It must be acknowledged that individual mining companies do undertake and sponsor research but this confidential research is often piecemeal, with contracts awarded worldwide to institutions and individuals who are experts in particular research areas. The result of this has been a dearth of opportunities for young people in South Africa to develop their skills in mining research under the mentorship of experienced researchers.

Over the past 15 years or so the focus of most mining companies has been on meeting the targets for transformation and sustainable development. Health and safety of the workforce, care for the environment, and engagement with communities are undoubtedly a vital part of mining. However, the need to develop new mining methods and technology to mine safely and economically requires hard-core mining engineering research. Since the completion of major programmes such as Deep-mine and Future-mine little has been done to consolidate the findings of these programmes and put them into practice. The future of many mines is to mine deeper and this, coupled with a significant change in the cost of employment of the underground workforce, cries out for efficient and effective mechanization, as the forerunner of automation of many mining operations. At present there is no organization or institution commanding sufficient respect from the mining industry to be the leader or custodian of the necessary research. Should it be a government department that initiates a revival of mining engineering research? Should it be the Chamber of Mines, or the CSIR, or indeed a consortium of universities? Time will tell, but time is also running out and the store of knowledge from previous research is dissipating fast.

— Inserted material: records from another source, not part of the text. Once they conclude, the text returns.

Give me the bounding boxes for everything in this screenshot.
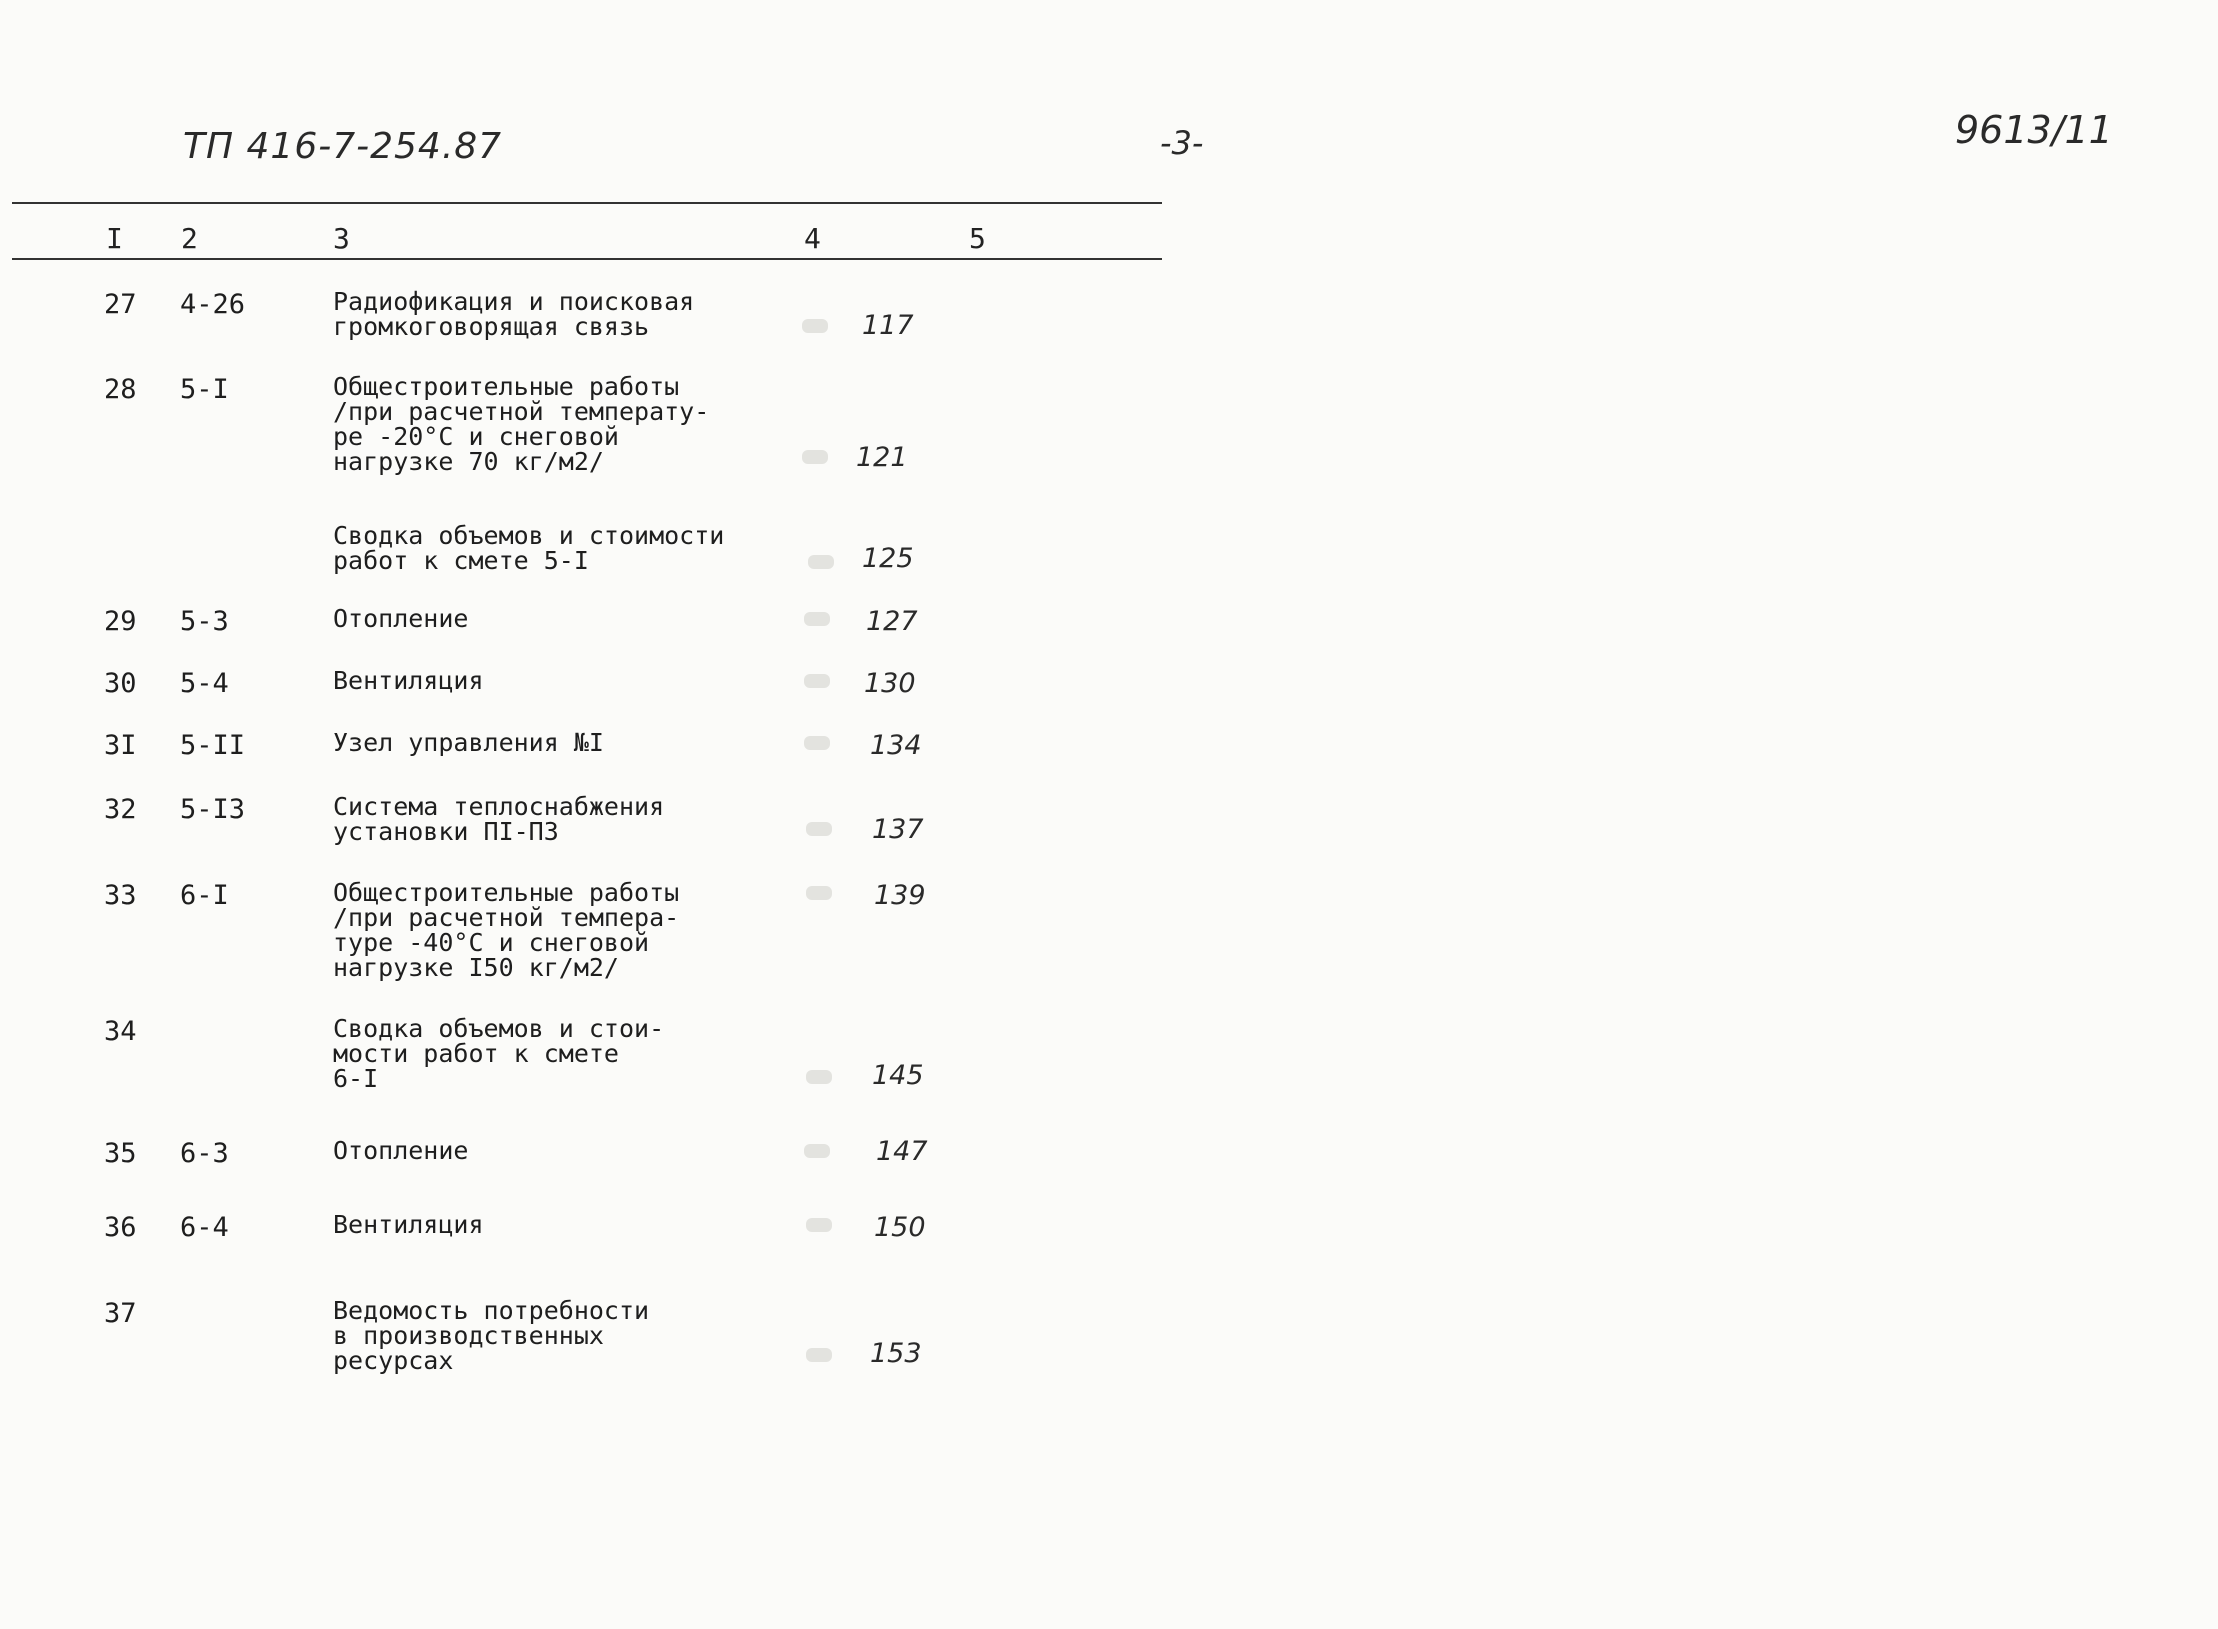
row-title: Отопление	[333, 1136, 469, 1165]
column-number-1: I	[106, 222, 123, 255]
row-number: 36	[104, 1212, 137, 1243]
column-number-4: 4	[804, 222, 821, 255]
row-page: 137	[872, 814, 924, 845]
row-page: 153	[870, 1338, 922, 1369]
page-smudge	[808, 555, 834, 569]
row-title: Сводка объемов и стоимости работ к смете 5-I	[333, 521, 725, 575]
column-number-3: 3	[333, 222, 350, 255]
row-page: 117	[862, 310, 914, 341]
row-title: Общестроительные работы /при расчетной температу- ре -20°С и снеговой нагрузке 70 кг/м2/	[333, 372, 710, 476]
row-page: 127	[866, 606, 918, 637]
page-smudge	[806, 822, 832, 836]
row-page: 125	[862, 543, 914, 574]
row-number: 33	[104, 880, 137, 911]
row-code: 5-4	[180, 668, 229, 699]
row-title: Система теплоснабжения установки ПI-П3	[333, 792, 665, 846]
row-title: Ведомость потребности в производственных ресурсах	[333, 1296, 650, 1375]
row-title: Сводка объемов и стои- мости работ к смете 6-I	[333, 1014, 665, 1093]
row-number: 29	[104, 606, 137, 637]
row-code: 6-4	[180, 1212, 229, 1243]
row-code: 5-II	[180, 730, 246, 761]
row-number: 30	[104, 668, 137, 699]
row-number: 27	[104, 289, 137, 320]
table-header-rule	[12, 258, 1162, 260]
row-page: 134	[870, 730, 922, 761]
row-number: 35	[104, 1138, 137, 1169]
row-code: 4-26	[180, 289, 246, 320]
row-code: 5-I3	[180, 794, 246, 825]
row-title: Вентиляция	[333, 1210, 484, 1239]
page-smudge	[804, 736, 830, 750]
page-smudge	[802, 450, 828, 464]
row-code: 6-3	[180, 1138, 229, 1169]
page-smudge	[802, 319, 828, 333]
row-number: 32	[104, 794, 137, 825]
row-page: 130	[864, 668, 916, 699]
page-smudge	[804, 1144, 830, 1158]
page-smudge	[804, 674, 830, 688]
row-page: 150	[874, 1212, 926, 1243]
page-smudge	[806, 1070, 832, 1084]
row-page: 139	[874, 880, 926, 911]
row-page: 147	[876, 1136, 928, 1167]
row-title: Отопление	[333, 604, 469, 633]
page-smudge	[806, 1218, 832, 1232]
row-title: Радиофикация и поисковая громкоговорящая связь	[333, 287, 695, 341]
row-title: Вентиляция	[333, 666, 484, 695]
row-title: Узел управления №I	[333, 728, 604, 757]
archive-number: 9613/11	[1955, 108, 2113, 152]
page-smudge	[804, 612, 830, 626]
row-number: 28	[104, 374, 137, 405]
row-title: Общестроительные работы /при расчетной темпера- туре -40°С и снеговой нагрузке I50 кг/м2/	[333, 878, 680, 982]
row-number: 34	[104, 1016, 137, 1047]
page-smudge	[806, 1348, 832, 1362]
row-page: 121	[856, 442, 908, 473]
column-number-2: 2	[181, 222, 198, 255]
column-number-5: 5	[969, 222, 986, 255]
row-code: 6-I	[180, 880, 229, 911]
document-code: ТП 416-7-254.87	[183, 126, 503, 167]
row-number: 37	[104, 1298, 137, 1329]
row-code: 5-3	[180, 606, 229, 637]
row-number: 3I	[104, 730, 137, 761]
page-smudge	[806, 886, 832, 900]
page-number: -3-	[1160, 124, 1204, 162]
row-page: 145	[872, 1060, 924, 1091]
table-top-rule	[12, 202, 1162, 204]
row-code: 5-I	[180, 374, 229, 405]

What lends optimism to the current situation is the quality of the research undertaken by the students whose work appears in this edition of the journal. The two mining papers, three mineral processing papers, and three material science papers are of a high standard and give a clear indication of the talent available to our industry. Let’s hope these young people find careers that utilize their talents in meeting the challenges faced in the mining and beneficiation of our mineral resource.